A calculation for fluid requirements is shown in Panel 1, with half of the fluid imbalance being corrected over the first 6 hours and the rest over 24 hours. Additionally, you can give 80ml/kg/hour for up to 30 minutes initially as a bolus (open the drip up).
Amount (mmol) of bicarbonate to give = bodyweight (kg) × base deficit (mmol/L) × 0.5, with 1g of sodium bicarbonate = 12mmol.
For example, a 50kg calf needs 50kg × 10mmol/L × 0.5 = 250mmol of bicarbonate. 250mmol ÷ 12 = 21g of bicarbonate administered over 6 to 12 hours.
If a calf is suffering from metabolic acidosis, IV fluid therapy with bicarbonate-containing fluids is required. You should aim to correct the acidosis over a 6 to 12-hour period, with caution required if measurement of the acid-base balance and base deficit is not possible. Generally, a base deficit of 10mmol/L is a safe figure to use, with rehydration of the calf allowing the kidneys to further correct any remaining acidosis (Panel 2).
Calf diarrhoea is an expensive and time-consuming disease to deal with – both due to the extra care and attention these sick calves require, along with the reduction in growth rates and possible death of those affected.

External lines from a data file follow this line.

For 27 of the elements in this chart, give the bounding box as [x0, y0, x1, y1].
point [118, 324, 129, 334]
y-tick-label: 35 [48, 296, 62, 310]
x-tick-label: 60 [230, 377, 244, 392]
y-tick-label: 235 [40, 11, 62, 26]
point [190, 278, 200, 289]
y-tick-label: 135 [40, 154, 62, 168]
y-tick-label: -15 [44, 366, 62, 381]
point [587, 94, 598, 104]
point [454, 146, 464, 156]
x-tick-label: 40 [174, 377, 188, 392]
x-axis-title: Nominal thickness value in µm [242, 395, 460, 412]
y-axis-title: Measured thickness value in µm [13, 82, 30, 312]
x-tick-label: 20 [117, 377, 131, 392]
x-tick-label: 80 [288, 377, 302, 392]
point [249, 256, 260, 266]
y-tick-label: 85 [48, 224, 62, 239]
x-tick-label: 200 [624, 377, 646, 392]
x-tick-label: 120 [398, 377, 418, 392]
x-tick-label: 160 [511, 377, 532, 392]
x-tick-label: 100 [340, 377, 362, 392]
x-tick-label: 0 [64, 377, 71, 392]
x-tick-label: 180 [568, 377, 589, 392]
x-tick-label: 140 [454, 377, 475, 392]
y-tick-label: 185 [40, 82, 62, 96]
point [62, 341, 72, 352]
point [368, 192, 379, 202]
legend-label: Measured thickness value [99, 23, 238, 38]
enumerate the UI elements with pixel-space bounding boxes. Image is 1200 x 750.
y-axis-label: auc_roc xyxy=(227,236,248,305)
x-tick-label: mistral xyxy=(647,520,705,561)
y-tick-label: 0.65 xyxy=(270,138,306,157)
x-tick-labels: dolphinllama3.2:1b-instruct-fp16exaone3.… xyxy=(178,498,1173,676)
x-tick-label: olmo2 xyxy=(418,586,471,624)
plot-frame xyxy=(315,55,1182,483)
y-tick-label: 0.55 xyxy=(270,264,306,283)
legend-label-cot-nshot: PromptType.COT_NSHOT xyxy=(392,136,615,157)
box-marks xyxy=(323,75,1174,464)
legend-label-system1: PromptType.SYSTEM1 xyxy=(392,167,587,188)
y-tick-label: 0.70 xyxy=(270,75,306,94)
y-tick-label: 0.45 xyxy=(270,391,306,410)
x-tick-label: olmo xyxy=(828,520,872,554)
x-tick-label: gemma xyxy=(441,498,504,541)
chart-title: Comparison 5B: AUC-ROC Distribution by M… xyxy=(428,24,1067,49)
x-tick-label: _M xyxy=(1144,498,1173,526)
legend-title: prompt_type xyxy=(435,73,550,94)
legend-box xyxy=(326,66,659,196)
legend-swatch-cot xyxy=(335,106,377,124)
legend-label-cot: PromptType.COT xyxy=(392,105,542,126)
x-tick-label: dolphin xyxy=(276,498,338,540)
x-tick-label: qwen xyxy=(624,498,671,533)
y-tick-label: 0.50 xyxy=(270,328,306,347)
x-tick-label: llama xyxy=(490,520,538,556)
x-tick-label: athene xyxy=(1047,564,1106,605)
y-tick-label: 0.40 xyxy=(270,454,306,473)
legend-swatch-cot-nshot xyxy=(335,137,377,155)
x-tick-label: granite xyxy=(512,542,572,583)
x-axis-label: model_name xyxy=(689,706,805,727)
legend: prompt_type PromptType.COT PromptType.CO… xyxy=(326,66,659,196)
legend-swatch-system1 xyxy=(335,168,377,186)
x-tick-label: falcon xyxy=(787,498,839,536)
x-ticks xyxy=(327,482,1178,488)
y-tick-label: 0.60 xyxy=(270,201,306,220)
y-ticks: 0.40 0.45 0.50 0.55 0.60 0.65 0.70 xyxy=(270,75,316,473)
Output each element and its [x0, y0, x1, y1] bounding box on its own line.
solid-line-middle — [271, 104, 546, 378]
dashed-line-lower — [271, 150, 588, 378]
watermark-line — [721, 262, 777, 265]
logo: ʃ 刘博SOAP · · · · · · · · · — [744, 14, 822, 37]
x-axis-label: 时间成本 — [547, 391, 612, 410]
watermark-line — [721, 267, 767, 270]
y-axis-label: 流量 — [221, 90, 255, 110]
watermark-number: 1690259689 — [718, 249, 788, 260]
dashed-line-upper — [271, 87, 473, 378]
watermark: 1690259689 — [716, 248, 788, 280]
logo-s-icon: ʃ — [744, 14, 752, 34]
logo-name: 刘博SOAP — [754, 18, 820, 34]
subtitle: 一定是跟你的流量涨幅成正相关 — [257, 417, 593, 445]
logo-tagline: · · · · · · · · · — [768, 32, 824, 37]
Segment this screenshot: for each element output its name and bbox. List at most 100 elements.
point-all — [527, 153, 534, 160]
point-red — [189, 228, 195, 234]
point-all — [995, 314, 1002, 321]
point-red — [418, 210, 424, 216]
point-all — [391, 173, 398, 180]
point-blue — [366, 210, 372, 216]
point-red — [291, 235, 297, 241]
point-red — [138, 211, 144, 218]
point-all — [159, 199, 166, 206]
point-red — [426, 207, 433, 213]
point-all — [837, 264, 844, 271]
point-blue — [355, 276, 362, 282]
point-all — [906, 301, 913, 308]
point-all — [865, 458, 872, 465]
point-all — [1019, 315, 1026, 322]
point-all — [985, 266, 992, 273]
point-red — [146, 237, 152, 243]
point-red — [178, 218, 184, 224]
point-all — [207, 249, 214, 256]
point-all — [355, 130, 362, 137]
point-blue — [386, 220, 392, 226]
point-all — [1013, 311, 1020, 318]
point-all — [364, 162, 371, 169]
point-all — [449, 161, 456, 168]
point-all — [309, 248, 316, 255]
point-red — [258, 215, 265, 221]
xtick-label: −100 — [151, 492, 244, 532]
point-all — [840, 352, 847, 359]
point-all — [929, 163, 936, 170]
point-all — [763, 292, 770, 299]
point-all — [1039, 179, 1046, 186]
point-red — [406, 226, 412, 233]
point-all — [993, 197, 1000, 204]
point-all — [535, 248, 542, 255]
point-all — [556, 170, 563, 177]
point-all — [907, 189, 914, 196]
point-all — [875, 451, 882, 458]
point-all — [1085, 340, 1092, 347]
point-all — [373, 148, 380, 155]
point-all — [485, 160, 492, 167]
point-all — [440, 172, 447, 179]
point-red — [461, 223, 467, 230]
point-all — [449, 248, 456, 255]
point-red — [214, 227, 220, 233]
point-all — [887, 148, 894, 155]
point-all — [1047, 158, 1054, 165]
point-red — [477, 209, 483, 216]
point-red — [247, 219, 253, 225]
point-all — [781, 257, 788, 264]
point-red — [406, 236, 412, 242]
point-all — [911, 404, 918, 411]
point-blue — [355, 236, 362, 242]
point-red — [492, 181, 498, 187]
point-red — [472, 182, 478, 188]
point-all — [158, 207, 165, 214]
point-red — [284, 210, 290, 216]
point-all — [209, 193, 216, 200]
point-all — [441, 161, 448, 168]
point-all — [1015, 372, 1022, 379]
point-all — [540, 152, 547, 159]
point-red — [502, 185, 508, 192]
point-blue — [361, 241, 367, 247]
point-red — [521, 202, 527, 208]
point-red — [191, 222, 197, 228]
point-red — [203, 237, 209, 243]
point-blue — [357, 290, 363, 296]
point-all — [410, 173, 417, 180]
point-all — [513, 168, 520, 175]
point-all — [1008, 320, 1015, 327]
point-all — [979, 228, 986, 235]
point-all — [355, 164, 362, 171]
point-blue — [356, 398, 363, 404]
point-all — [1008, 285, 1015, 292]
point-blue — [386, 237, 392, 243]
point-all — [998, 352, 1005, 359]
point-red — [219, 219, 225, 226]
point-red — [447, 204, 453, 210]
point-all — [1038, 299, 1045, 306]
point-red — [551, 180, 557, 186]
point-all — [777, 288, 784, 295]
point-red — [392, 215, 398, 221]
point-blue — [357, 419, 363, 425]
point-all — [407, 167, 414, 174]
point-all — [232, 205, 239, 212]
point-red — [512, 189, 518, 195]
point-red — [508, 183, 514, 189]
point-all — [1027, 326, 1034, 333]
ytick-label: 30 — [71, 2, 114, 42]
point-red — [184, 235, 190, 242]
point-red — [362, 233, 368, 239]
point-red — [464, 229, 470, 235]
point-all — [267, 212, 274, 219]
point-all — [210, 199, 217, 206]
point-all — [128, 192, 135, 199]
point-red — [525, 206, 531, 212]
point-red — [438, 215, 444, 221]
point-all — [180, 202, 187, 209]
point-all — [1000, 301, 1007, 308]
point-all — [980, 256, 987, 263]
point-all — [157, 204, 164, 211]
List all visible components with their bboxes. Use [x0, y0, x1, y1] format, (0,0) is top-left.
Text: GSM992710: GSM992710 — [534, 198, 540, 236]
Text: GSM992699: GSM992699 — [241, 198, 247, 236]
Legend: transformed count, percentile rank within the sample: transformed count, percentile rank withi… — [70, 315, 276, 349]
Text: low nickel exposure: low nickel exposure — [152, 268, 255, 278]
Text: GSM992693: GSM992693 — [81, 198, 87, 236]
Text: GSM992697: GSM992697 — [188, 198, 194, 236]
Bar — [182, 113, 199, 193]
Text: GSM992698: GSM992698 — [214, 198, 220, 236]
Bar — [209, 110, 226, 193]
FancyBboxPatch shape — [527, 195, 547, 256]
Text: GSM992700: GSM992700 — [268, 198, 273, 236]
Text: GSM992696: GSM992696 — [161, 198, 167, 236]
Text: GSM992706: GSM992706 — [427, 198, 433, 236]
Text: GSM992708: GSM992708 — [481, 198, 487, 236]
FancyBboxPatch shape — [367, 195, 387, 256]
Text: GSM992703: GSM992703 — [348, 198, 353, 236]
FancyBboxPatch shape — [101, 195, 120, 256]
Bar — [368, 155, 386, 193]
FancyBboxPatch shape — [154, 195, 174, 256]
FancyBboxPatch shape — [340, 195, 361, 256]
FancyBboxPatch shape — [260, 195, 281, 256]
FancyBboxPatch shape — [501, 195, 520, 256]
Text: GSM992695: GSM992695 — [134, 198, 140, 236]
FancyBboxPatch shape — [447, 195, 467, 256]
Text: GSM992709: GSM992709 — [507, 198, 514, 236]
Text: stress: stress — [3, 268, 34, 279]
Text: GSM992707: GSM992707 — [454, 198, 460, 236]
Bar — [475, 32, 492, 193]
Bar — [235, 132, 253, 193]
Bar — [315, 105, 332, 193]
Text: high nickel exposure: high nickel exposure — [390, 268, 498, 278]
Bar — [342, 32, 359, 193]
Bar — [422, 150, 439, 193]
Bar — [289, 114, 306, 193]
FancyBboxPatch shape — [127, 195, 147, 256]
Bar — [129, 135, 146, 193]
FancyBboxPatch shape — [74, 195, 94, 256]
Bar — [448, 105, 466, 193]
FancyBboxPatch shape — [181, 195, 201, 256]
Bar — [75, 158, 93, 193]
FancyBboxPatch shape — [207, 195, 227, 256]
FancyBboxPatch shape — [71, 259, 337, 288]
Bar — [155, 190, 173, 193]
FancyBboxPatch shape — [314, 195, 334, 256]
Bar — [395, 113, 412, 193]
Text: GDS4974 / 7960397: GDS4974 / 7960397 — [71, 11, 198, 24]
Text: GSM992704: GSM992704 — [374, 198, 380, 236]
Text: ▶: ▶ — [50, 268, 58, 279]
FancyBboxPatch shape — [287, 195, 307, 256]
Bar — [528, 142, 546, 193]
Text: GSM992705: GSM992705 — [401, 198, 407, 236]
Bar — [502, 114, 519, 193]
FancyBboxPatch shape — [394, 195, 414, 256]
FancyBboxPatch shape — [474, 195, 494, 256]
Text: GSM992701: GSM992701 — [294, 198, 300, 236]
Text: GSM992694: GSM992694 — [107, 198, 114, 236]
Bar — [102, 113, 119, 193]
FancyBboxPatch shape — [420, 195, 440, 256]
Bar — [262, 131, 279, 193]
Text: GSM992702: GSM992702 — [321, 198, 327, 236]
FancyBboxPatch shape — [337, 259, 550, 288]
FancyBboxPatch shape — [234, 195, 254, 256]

Prompt administration of oral fluid therapy can be instrumental in reducing losses and speeding up the time to recovery, as well as preventing the more severe secondary consequences of acidosis and hyperkalaemia, which require IV fluid therapy.
Farmers should be strongly encouraged to use the available electrolyte solutions, taking note of the energy levels provided by each type and coming up with strategies to use them effectively on their own farms.